I then sliced chard into ribbons with my knife.
Add the chard, zucchini and squash and stir, then let cook for 15 more minutes. Before serving add cooked pasta (gluten-free for mom) and top with Parmesan cheese and freeze dried basil (no fresh in winter).
The finished product was divine although I needed to cut the vegetables into much thinner pieces and add much more liquid and beans. I made this meal for my mom and she thought it was magnificent so on that note, Bon' Appetite

Julie and Julia


Based on two true stories

Directed by: Nora Ephron

2003 Columbia pictures industries

Julie And Julia is a movie and book about french cooking however I will be doing a synopsis about the movie.


The film Julie And Julia is a movie that is split in half. One half involves Julia Child’s (Meryl Streep) and how she is attempting to get her now popular book The Art of French Cooking published and it takes her to America. The other half involves Julie Powell (Amy Adams) and her attempt to make every recipe in The Art Of French Cooking (by Julia Child’s) in one year and blog about it.


What I discovered from the film is that Julia Child’s wrote a french cookbook that I would like to make recipes from and that Julia Child’s made french cooking accessible to Americans.

Interview with Sam Milligan

How long have you been cooking?

All my life, but 10 years professionally.


What was the first thing you remember cooking?

Whatever was easy growing up, but my first professional dish was a carrot soup.


How did you become interested in cooking?

I liked the creativity involved in the culinary world, plus everyone has to eat so I knew I could always find a job anywhere in the world.


What is your favorite recipe?

Braised short ribs, anything braised is awesome.


Would you suggest cooking as a job to others?
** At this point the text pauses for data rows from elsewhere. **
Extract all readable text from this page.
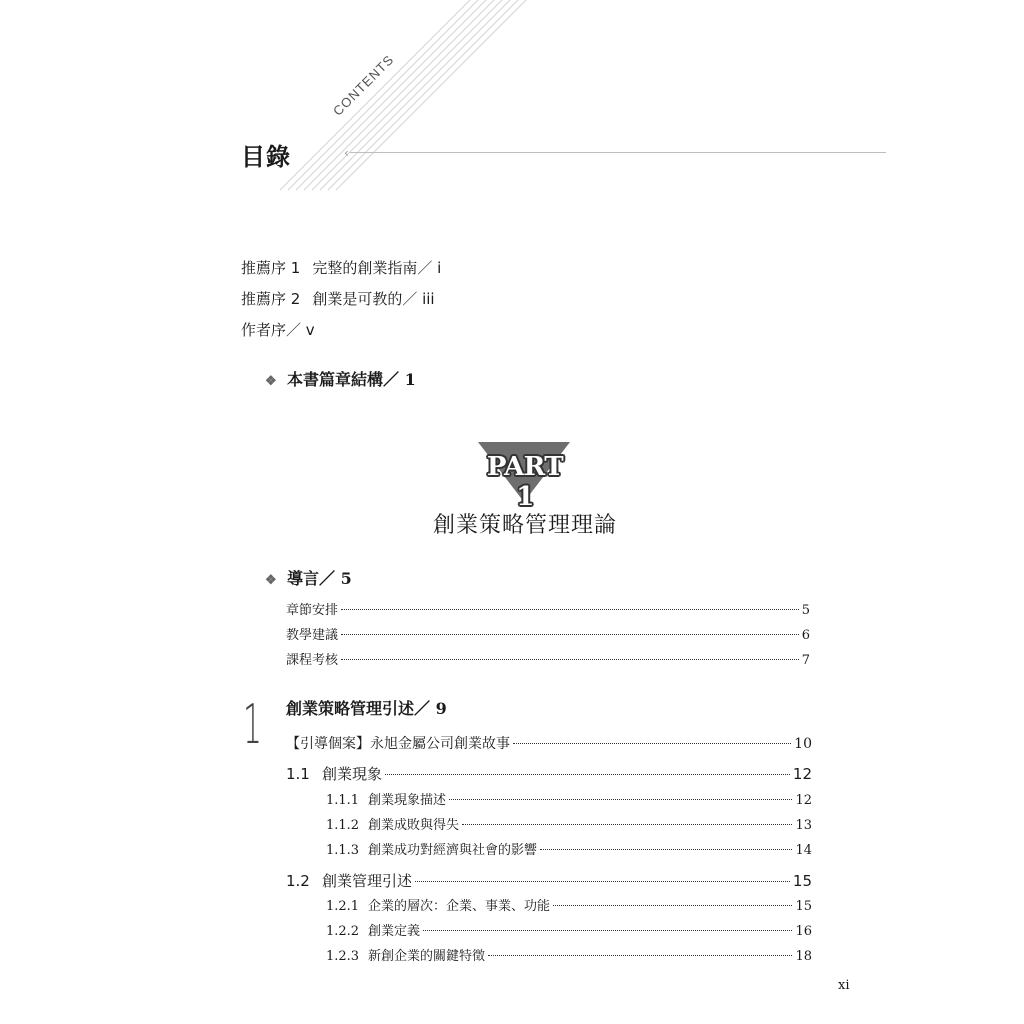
目錄
CONTENTS
‹
推薦序 1 完整的創業指南／ i
推薦序 2 創業是可教的／ iii
作者序／ v
❖ 本書篇章結構／ 1
PART 1
創業策略管理理論
❖ 導言／ 5
章節安排	5
教學建議	6
課程考核	7
1 創業策略管理引述／ 9
【引導個案】永旭金屬公司創業故事	10
1.1 創業現象	12
1.1.1 創業現象描述	12
1.1.2 創業成敗與得失	13
1.1.3 創業成功對經濟與社會的影響	14
1.2 創業管理引述	15
1.2.1 企業的層次：企業、事業、功能	15
1.2.2 創業定義	16
1.2.3 新創企業的關鍵特徵	18
xi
Cooking is a skill everyone needs no matter what job they choose. As a job, it can be tough, but follow your heart and any job is worth it.


Do you enjoy cooking?

I love what I do and I know that wherever my professional life takes me, I will always find time to cook.


When you were growing up did you have a cooking mentor? If so, who?

The chef at my first professional job was my culinary mentor, but the work ethic my grandfather taught me was the most invaluable thing I learned growing up.


What type of cooking do you enjoy most? (ie, American, Italian, French, Japanese etc.)

Japanese, there is a beauty in the simplicity and artistry.


What is the hardest part of cooking?

cooking is an art and the hardest thing is to listen to people judge what you worked hard to prepare.


Where did you go to school for cooking?

Culinary school of the Rockies, I was able to study in Avignon, France for part of my education.


Monday, February 13, 2012

class at Kitchen Table Cooking School

Recently I took a class on knife skills at the Kitchen Table Cooking School, I made chicken parmigianno, a mixed green salad with a tangy vinaigrette, caramelized onions with sauteed bell peppers and carrots and for desert a panna cotta. The meal I made took me three hours to make but it was well worth it. I enjoyed it quite a lot. It taught me basic knife skills , and I think it gave me much more confidence in the kitchen.